La premessa – si sta preparando il Festival del Paesaggio Agrario, Quarta Edizione, che coinvolgerà la popolazione delle colline qui dove vivo in una tre giorni di conferenze, eventi e riflessioni.
Ve ne parlerò più estesamente nelle prossime settimane.
Perché come parte della spinta per il Festival, mi sono impegnato a fare cinque post a tema ambientale.

I cinque post ruotano attorno a cinque parole, che saranno anche le cinque parole chiave di un corso – aperto a tutti ma diretto soprattutto agli amministratori pubblici dei piccoli centri agricoli – che vorrei tanto mettere in cantiere per l’autunno prossimo.
Anche di questo, vi parlerò più estesamente più avanti.
Le cinque parole-chiave sono

  • Biodiversità
  • Resilienza
  • Permaculture
  • Rewilding
  • Foresight

Oggi cominciamo con un post sulla Biodiversità.

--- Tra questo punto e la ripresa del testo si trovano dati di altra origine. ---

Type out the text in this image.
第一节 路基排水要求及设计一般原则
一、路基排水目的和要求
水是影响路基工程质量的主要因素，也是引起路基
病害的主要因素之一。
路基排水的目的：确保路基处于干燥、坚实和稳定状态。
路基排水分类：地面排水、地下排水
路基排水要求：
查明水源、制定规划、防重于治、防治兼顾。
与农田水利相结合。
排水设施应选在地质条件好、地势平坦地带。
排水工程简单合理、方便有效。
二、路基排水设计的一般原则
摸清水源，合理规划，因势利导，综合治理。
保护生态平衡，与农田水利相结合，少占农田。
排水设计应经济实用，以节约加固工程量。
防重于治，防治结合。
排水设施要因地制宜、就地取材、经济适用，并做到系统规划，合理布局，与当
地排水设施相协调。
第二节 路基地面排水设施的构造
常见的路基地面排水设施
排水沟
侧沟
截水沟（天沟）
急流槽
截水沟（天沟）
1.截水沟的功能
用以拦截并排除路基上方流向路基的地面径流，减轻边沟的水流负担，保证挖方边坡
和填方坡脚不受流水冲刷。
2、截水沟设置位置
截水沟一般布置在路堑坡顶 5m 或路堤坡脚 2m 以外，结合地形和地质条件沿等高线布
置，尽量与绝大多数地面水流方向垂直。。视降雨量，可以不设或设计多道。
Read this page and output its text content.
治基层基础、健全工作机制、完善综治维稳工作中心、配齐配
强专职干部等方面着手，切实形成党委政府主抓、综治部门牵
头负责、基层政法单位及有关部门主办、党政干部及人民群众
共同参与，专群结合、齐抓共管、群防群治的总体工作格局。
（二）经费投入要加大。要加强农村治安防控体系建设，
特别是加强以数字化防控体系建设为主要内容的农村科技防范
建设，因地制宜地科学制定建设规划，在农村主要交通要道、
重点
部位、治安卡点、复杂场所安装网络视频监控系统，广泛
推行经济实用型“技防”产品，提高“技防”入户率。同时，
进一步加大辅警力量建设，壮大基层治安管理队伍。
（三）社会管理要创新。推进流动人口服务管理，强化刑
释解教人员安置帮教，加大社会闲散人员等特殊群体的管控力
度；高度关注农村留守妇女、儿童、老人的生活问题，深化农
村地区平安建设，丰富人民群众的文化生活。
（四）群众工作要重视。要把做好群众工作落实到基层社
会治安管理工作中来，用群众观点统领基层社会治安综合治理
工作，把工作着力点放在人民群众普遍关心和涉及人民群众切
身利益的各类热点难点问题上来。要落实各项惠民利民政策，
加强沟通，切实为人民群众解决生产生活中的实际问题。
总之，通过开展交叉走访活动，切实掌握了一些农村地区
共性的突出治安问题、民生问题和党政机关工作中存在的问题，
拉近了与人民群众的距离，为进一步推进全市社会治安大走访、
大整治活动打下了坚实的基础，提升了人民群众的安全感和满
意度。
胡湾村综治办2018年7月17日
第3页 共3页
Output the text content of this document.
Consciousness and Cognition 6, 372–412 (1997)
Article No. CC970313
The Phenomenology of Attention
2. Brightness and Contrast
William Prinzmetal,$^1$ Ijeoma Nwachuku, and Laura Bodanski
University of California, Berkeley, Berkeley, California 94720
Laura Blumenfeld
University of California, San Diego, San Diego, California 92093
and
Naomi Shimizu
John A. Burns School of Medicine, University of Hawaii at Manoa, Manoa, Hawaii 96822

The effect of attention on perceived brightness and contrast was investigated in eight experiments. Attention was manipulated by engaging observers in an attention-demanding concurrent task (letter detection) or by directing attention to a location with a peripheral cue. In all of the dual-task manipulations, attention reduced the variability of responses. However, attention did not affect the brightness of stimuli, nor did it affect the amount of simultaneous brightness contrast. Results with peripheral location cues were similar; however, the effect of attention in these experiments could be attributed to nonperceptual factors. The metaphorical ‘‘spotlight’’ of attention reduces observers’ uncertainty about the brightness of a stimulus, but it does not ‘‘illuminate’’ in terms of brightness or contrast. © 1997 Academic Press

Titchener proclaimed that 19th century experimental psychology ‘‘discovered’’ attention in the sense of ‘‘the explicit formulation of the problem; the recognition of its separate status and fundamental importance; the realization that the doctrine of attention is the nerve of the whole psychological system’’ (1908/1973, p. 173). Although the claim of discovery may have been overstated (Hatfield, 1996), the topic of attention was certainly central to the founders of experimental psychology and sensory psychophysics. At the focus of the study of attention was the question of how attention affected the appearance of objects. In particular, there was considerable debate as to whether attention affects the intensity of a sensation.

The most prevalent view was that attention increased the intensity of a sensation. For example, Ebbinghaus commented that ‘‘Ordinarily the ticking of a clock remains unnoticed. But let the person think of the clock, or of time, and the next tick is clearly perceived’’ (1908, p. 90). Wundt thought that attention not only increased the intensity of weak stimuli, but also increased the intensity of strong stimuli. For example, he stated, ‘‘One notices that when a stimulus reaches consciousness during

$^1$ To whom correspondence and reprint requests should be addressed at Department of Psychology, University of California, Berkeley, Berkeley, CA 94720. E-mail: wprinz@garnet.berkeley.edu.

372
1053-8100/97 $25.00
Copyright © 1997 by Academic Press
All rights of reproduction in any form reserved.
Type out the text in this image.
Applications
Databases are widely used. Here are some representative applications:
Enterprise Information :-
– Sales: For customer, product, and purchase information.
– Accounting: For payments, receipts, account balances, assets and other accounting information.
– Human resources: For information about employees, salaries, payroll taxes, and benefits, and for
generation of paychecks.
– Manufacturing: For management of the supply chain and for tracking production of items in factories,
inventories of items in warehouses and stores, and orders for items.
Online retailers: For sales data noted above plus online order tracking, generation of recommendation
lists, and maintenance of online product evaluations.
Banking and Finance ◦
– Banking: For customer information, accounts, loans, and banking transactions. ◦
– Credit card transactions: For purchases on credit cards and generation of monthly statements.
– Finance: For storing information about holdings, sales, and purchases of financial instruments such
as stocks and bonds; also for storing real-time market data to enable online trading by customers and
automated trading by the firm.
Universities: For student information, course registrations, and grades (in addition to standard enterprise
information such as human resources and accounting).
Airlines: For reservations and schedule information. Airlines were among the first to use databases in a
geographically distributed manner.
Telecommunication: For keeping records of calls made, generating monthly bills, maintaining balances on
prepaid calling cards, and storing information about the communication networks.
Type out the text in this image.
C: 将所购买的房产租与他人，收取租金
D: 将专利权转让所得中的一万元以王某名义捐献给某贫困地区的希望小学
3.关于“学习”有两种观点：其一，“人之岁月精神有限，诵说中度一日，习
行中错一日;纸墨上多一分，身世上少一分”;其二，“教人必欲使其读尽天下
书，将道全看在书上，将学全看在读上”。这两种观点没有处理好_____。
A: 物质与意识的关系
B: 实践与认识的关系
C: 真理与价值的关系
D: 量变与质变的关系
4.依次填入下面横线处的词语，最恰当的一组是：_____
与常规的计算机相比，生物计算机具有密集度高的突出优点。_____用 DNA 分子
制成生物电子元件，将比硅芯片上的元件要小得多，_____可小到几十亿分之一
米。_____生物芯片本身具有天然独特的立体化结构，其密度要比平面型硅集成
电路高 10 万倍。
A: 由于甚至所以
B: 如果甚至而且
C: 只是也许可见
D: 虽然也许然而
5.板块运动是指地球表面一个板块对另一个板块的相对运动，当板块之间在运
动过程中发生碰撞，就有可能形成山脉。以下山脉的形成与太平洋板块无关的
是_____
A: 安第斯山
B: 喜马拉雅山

La biodiversità è una misura – che si può effettivamente esprimere con un numero – della varietà e ricchezza, del grado di variazione, di una associazione biologica.
Può essere un ecosistema, può essere una associazione di ecosistemi, può essere un continente, un emisfero, un pianeta – non importa la scala, sarà possibile esprimerne la biodiversità*.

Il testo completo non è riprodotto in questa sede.